Jokowi is clearly on board with a nation that uses tech and startups to solve its problems: he was recently quoted as stating that all the impossible can be pursued with science, technology, and innovation.

Network of startup support and events - Indonesia is not only home to a chapter of The Founder Institute, the Silicon Valley accelerator founded by Adeo Ressi and Jonathan Greechen, but also startup accelerators GnB Accelerator and SKALA, which boast a number of successful investments and offer mentorships and partnerships as well as seed capital.

It’s also no secret that Bali is one of the biggest digital nomad hotspots in Southeast Asia. The island province, which is home to 4.2 million people, has in recent years become a hub of startup activity.
Bali records a growing number of great coworking spaces and regular events that focus on entrepreneurship, tech and innovation, led by industry leaders. The island is also host to the world’s largest remote work conference, Running Remote - which provides education and tools for professionals to succeed in the future of remote work.

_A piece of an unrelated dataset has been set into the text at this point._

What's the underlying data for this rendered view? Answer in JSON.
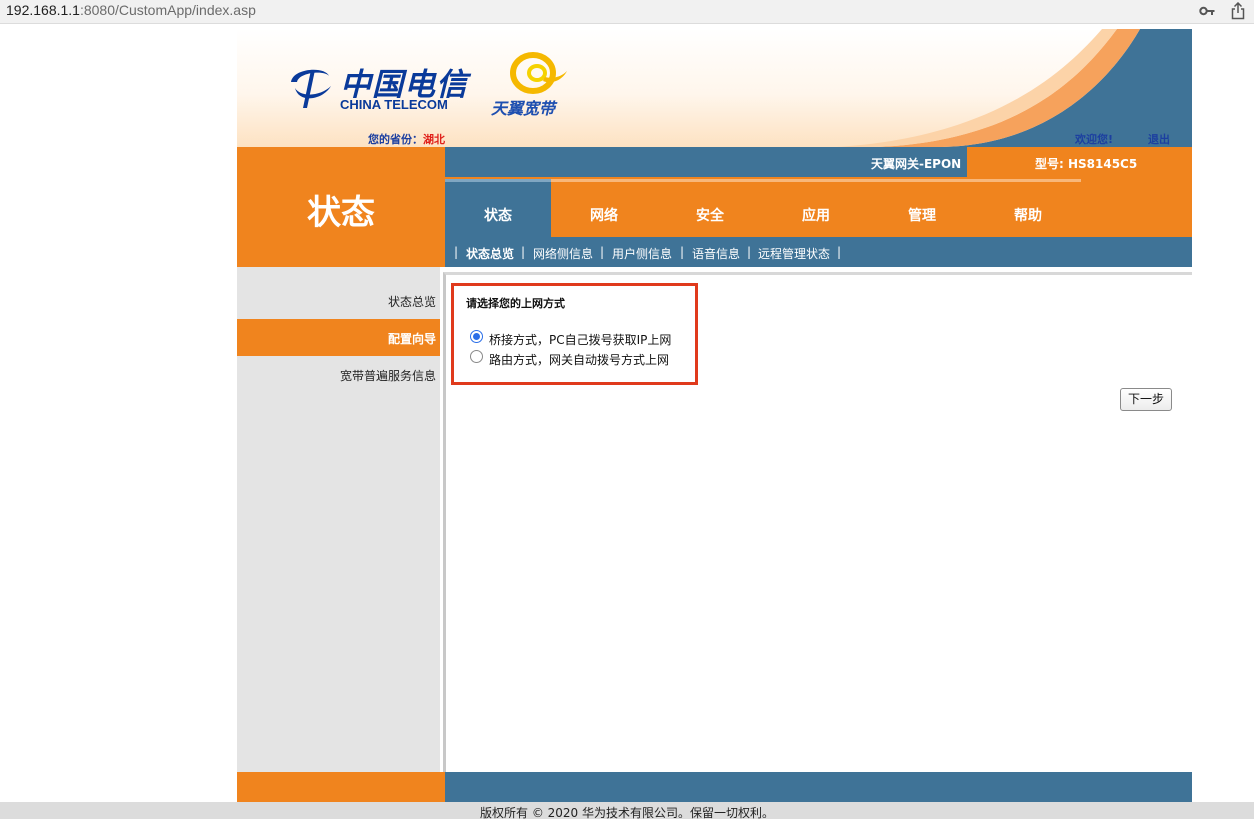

Looking to the future - While technology and innovation are clearly playing a key role in driving the growth of Indonesia‘s economy and offering a wealth of opportunities for young people across the country, there is still a lot of progress to be made.

Indonesia is marking its position as a powerhouse in Asia, however it still lags far behind neighboring countries such as Singapore and Malaysia, both of which are ahead of Indonesia in not only their economies but also their startup infrastructures.
Yet while it’s important to note that startup culture is still comparatively new in Indonesia compared to other parts of the world, the country has shown it is prepared to back innovation.
Thanks to the increased attention from foreign investors and emerging flurry of startup organizations, along with an ever-expanding talent pool of young, tech-savvy potential founders and employees, the nation has the opportunity to be a key spot on the global startup map for many years to come.